As an IT/IS project manager, I am often involved in the selection of business software. The RFP is a key component of any large purchase, as it allows us to compare several systems against a set of common requirements, including business, technical, cost, and support.
But it doesn’t go far enough.
It’s easy to focus on marketing, finance, and the end user requirements. But what about infrastructure, manufacturing, or field technicians? How about quality control or customer service? We need to gather input from the teams down the length of the entire value chain.
I’ve been in situations where two systems look great: functionality, front end, and cost all are where we need them to be. Vendors, of course, talk a good game. Their RFP responses look similar. On the surface they’re both shiny new sportscars with all the latest gadgets.
But then the technical folks get in there and check under the hood. They find one still has an engine circa 1980! There’s no way this will work in your organization. You don’t have the resources to maintain the servers or update the desktop-based application. And it makes no sense to revert your users to 32-bit!
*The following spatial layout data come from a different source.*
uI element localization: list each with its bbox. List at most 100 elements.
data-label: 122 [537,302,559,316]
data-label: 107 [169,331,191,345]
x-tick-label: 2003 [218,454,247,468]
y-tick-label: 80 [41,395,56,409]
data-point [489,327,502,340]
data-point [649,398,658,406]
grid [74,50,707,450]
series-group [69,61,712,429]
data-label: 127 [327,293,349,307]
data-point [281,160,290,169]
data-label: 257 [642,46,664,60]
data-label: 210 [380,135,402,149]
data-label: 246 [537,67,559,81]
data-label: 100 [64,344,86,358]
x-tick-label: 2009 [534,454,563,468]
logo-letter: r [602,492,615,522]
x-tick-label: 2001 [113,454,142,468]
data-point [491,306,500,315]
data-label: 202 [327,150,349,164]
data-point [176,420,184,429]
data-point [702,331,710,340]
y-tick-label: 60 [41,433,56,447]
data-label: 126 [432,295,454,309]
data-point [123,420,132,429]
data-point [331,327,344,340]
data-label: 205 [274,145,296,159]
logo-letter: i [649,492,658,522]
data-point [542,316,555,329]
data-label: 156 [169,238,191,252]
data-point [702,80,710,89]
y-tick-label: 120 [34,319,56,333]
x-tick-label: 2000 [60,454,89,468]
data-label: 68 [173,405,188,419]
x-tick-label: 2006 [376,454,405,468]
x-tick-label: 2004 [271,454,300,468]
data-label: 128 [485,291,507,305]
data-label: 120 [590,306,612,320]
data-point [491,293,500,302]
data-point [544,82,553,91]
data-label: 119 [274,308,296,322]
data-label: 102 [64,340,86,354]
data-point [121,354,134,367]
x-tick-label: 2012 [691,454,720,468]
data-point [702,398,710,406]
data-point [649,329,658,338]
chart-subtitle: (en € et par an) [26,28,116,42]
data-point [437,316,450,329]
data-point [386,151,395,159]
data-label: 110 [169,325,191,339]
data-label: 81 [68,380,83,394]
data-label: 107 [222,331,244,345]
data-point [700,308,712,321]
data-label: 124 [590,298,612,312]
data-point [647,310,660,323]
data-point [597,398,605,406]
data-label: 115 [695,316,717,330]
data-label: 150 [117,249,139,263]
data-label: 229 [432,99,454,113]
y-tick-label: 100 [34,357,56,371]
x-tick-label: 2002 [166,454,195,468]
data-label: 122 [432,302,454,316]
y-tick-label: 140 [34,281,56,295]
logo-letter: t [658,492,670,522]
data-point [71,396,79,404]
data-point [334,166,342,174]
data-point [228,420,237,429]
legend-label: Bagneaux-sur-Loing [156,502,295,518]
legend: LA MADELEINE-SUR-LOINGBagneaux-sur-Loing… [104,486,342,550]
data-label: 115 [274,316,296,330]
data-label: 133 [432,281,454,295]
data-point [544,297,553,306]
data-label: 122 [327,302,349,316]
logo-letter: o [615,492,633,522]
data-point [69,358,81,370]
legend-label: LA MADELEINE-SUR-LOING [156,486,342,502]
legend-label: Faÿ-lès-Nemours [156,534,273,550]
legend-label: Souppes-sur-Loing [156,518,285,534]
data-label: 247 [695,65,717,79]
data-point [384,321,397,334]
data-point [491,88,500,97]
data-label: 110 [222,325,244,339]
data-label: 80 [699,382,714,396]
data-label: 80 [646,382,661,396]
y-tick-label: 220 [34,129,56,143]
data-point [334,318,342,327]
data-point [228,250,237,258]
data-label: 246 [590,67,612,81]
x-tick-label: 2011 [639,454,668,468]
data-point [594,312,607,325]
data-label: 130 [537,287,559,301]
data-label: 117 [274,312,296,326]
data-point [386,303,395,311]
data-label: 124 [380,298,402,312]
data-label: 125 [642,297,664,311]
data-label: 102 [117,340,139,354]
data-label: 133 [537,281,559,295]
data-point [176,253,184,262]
Good thing you included the tech folks before you signed the contract.
But not all projects involve software.
Years ago, our company was struggling because our manufacturing costs were consistently high. A review of our new product development process revealed that the problem wasn’t our product, and it wasn’t the skill of our manufacturing team. It was the NPD process itself.
R&D would design a product, test it in their small, flexible lab, and hand it over as a defined product. They weren’t aware of the constraints of large-scale manufacturing. No one asked them how long it would take to change over a line.
Manufacturing was not involved in the process until the very end. They had no input! The result was a product that worked as designed but could have been made at half the cost if only someone had checked with them first.
In the software example, it is wise to plan for a technical deep dive with the vendor finalists. We don’t want to bring them in too early, before we’ve finished analysis on other areas. But adding this tech review as a normal part of our software selection process can eliminate years of headaches for end users, IT, and you!
For product development, we want to make sure all areas of the value chain are involved in the NPD process. That doesn’t mean Support has equal say in the design as R&D, of course, but reviewing early and keeping them in the loop can keep you from launching a product that’s unsupportable.
All projects rely on communication through the whole value chain, at each phase of a project. Pull in the experts when it makes sense and plan to make adjustments. Reach out to teams you don’t traditionally include. And be prepared for a better outcome!